De technocentrisme à interdisciplinarité
Changement professionnel – Comment des spécialistes des TI et des sciences de la donnée peuvent-ils travailler sur le traitement de la connaissance d’un domaine hors de leur champ de compétences? Un projet web sémantique comporte des défis de nature technique et conceptuelle pour lesquelles il est impératif de rassembler une diversité de perspectives et d’expertises. Notamment, en ce qui a trait à l’organisation et au traitement de l’information, comme l’indexation de documents, la modélisation des connaissances ou la linguistique.
▷ Pour aller plus loin: billet de Fred Cavazza, spécialiste des transformations numériques, sur le rôle central des experts métiers dans des projets de traitement de données, dont des systèmes d’intelligence artificielle.

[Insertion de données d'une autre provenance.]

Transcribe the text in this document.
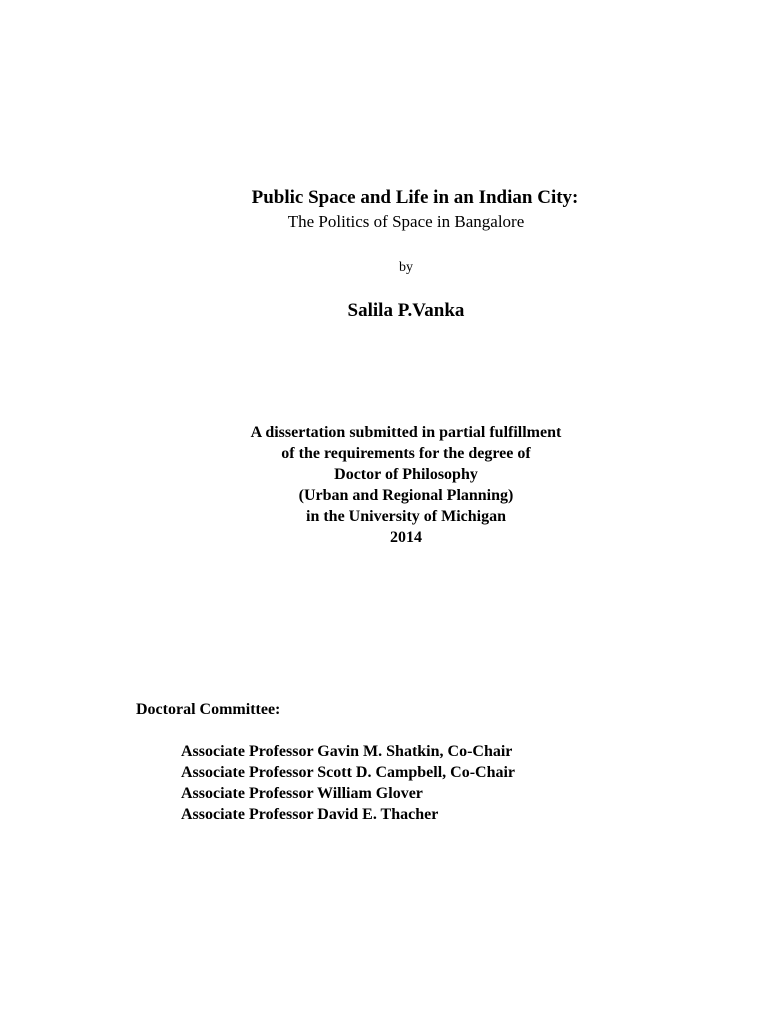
Public Space and Life in an Indian City:
The Politics of Space in Bangalore
by
Salila P.Vanka
A dissertation submitted in partial fulfillment
of the requirements for the degree of
Doctor of Philosophy
(Urban and Regional Planning)
in the University of Michigan
2014
Doctoral Committee:
Associate Professor Gavin M. Shatkin, Co-Chair
Associate Professor Scott D. Campbell, Co-Chair
Associate Professor William Glover
Associate Professor David E. Thacher
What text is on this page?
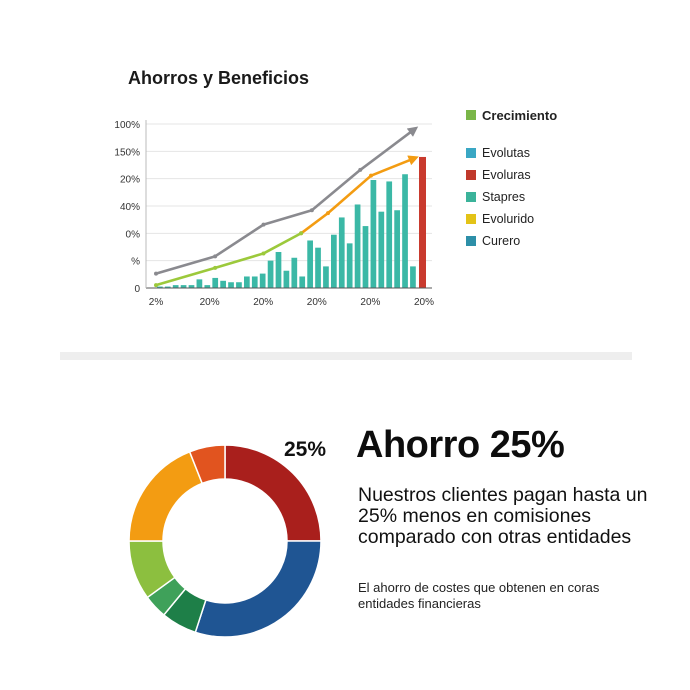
100%
150%
20%
40%
0%
%
0
2%	20%	20%	20%	20%	20%
Ahorros y Beneficios
Crecimiento
Evolutas
Evoluras
Stapres
Evolurido
Curero
25% Ahorro 25%
Nuestros clientes pagan hasta un 25% menos en comisiones comparado con otras entidades
El ahorro de costes que obtenen en coras entidades financieras
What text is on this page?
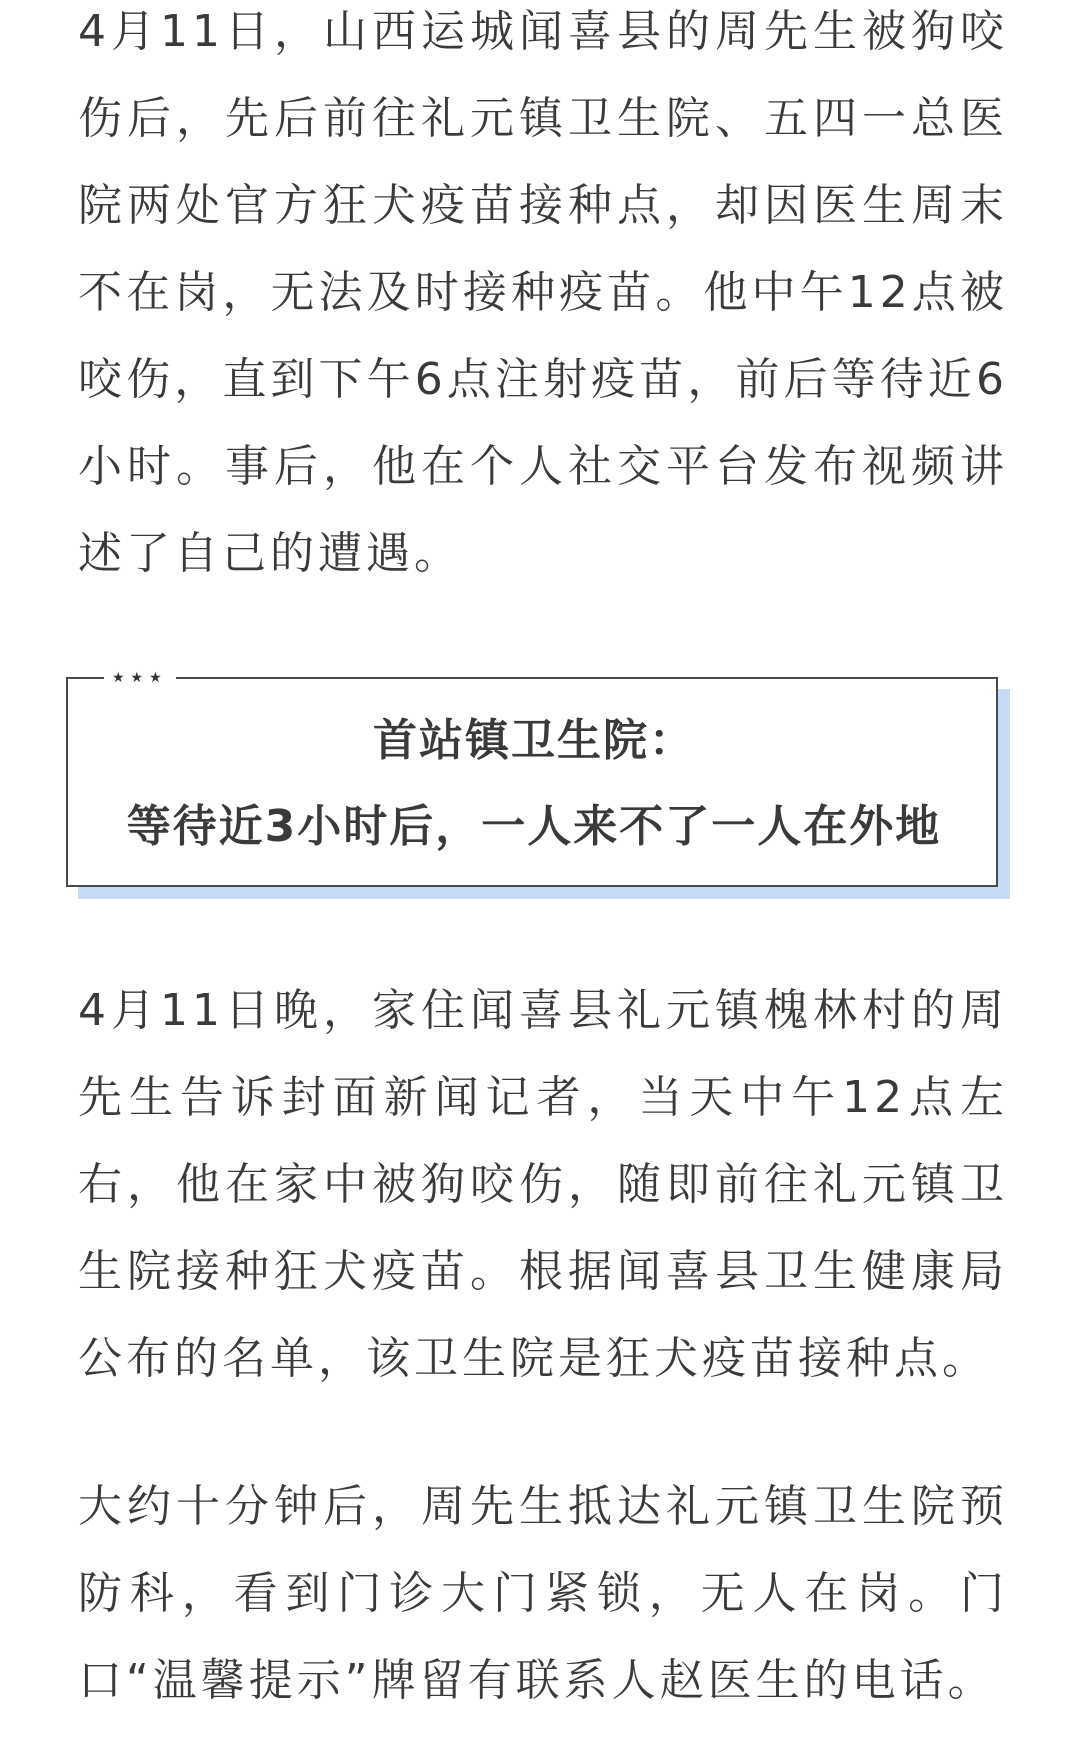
4月11日，山西运城闻喜县的周先生被狗咬伤后，先后前往礼元镇卫生院、五四一总医院两处官方狂犬疫苗接种点，却因医生周末不在岗，无法及时接种疫苗。他中午12点被咬伤，直到下午6点注射疫苗，前后等待近6小时。事后，他在个人社交平台发布视频讲述了自己的遭遇。

★★★

首站镇卫生院：

等待近3小时后，一人来不了一人在外地

4月11日晚，家住闻喜县礼元镇槐林村的周先生告诉封面新闻记者，当天中午12点左右，他在家中被狗咬伤，随即前往礼元镇卫生院接种狂犬疫苗。根据闻喜县卫生健康局公布的名单，该卫生院是狂犬疫苗接种点。

大约十分钟后，周先生抵达礼元镇卫生院预防科，看到门诊大门紧锁，无人在岗。门口“温馨提示”牌留有联系人赵医生的电话。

Du court terme au long terme
Changement structurel – Les programmes qui soutiennent organismes et secteurs d’activité sont généralement orientés vers l’atteinte de résultats à court terme. Or, il ne faut pas attendre de résultats immédiats de projet de données liées. Il y a donc peu d’incitatifs, pour les organisations, à réaliser des projets leur permettant d’entrer dans l’économie de la connaissance. Pour ce faire, il faut adapter les politiques et programmes afin d’encourager les investissements à moyen et long termes. Ceux-ci donneront lieu à des initiatives telles que des preuves de concept ou des prototypes, préalables nécessaires de projets plus ambitieux.
▷ En résumé – Le web sémantique ne constitue pas uniquement une évolution technologique mais avant tout une transformation profonde des modes de gestion de l’information et de gouvernance des données. Il nécessite la mise en place de nouvelles façons de travailler, tant pour la décentralisation des prises de décision que pour l’abolition des silos informationnels et la mise en commun de l’information.
Transformation pour un monde numérique
Le web sémantique nous amène à envisager le numérique comme un écosystème d’acteurs métiers et de moyens technologiques interdépendants. Contrairement aux projets informatiques “traditionnels”, il nécessite l’aménagement d’un environnement d’apprentissage collaboratif et de conversations transversales dans l’organisation. Sa finalité est de faire émerger l’intelligence collective permettant de produire de la connaissance et non de développer des systèmes.